Nevertheless, my dream of following Washington Monthly alumni to greatness and renown persisted. So I asked journalists familiar with the culture of the magazine about the assignment, and they told me that standing against public unions was part of the so-called gospel according to Charles Peters, the magazine’s founder and editor-in-chief. The assistant editors functioned, in a way, as disciples of a religious sect, whose rules, while not necessarily ideological, were rigid all the same. I ultimately withdrew my candidacy for the job; in fact, I lied and said the reason was that I couldn’t accept a salary cut of more than fifty percent from what I was making at the newspaper as a union member. It turned out to be a wise move, as I still had plenty to learn and to describe in the tough, combative, and often violent world of Chicago politics. 

This whole episode came back to me last month, when I read the excellent New York Times exposé by Ben Smith on the dilettantish reporting of Ronan Farrow, gravedigger of Harvey Weinstein and hero of the #MeToo movement. A journalistic prodigy at The New Yorker magazine, Farrow became a star because of a series of scoops, which detailed Weinstein’s sexual assault and intimidation tactics and revealed that the host of the television program Today had allegedly raped, not sexually harassed, a coworker. The young man’s ascent has been accelerated by his family ties—he’s the son of the actress Mia Farrow and the director Woody Allen, who has himself been accused of sexual misconduct within his family (Ronan Farrow has spoken out against Allen)—and by his extensive connections in the beau monde of politics and media. I’ll suggest that those interested read Smith’s devastating report. Admittedly, Smith could be accused of settling a score, because in 2018 the New York Times, which published its own article on Weinstein five days before Farrow’s piece appeared in The New Yorker, had to share the Pulitzer Prize for public service with its magazine rival. Nevertheless, one of Smith’s points, that Farrow hadn’t properly corroborated Lucia Evans’s claim of sexual assault—apparently with the aim of making the case against the predatory producer more damning—indicates a scandalous dereliction of duty. Smith shows that such negligence is common in Farrow’s work; exaggeration constitutes a large part of his style and his commercial success. 

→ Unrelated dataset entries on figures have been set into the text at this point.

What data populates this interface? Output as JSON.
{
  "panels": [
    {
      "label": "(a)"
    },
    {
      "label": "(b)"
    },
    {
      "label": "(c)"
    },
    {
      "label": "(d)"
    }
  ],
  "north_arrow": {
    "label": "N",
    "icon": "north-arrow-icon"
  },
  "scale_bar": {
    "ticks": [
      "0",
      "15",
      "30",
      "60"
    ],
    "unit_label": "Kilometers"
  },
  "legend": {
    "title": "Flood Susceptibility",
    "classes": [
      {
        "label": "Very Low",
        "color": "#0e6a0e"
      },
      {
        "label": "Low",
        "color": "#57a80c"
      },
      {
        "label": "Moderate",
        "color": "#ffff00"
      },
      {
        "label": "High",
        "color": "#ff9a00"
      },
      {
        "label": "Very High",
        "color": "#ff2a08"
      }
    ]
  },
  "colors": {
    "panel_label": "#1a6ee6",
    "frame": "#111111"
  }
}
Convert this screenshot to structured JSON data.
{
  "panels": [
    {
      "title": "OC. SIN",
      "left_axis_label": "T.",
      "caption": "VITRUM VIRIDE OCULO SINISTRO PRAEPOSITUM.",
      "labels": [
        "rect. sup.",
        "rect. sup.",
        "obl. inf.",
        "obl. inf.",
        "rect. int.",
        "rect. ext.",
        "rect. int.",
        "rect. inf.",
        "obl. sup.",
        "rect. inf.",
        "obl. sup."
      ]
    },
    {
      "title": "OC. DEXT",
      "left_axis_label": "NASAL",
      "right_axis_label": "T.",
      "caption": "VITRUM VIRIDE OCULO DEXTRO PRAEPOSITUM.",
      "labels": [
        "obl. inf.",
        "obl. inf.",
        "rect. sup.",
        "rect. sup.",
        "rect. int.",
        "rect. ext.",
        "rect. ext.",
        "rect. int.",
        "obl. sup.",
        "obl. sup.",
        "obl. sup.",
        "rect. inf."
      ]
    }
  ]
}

I was already disgusted by the excesses of #MeToo and wary of The New Yorker’s reputation (and that of its editor, David Remnick) for indispensable, clear-sighted investigative reporting. My doubts were based on the “liberal” weekly’s shameful support, in 2002 and 2003, of the fraudulent case against Saddam Hussein and of the U.S. invasion of Iraq. After the reports on Weinstein, the #MeToo movement took off like a rocket, and its arc didn’t always bend toward justice. At the height of the frenzy, some men who appear to have been innocent were thrown into the same basket as Weinstein, their careers likewise destroyed. For more information, read work by Katie Roiphe or Lionel Shriver in Harper’s Magazine, or listen to the heated exchange I had with Anna Maria Tremonti on CBC Radio about our publication of an essay by John Hockenberry. 

But here I’m talking mainly about the disgraceful mendacity of Ronan Farrow, a celebrity who jumped the line without doing the apprentice journalistic work that requires more depth than a fixed idea and famous parents. I recognize, however, that this wasn’t entirely his fault: he succeeded in large measure because he adhered to the gospel—you must unhesitatingly “believe women”—of The New Yorker and #MeToo. Which is a bit like the gospel I rejected almost forty years ago in Chicago.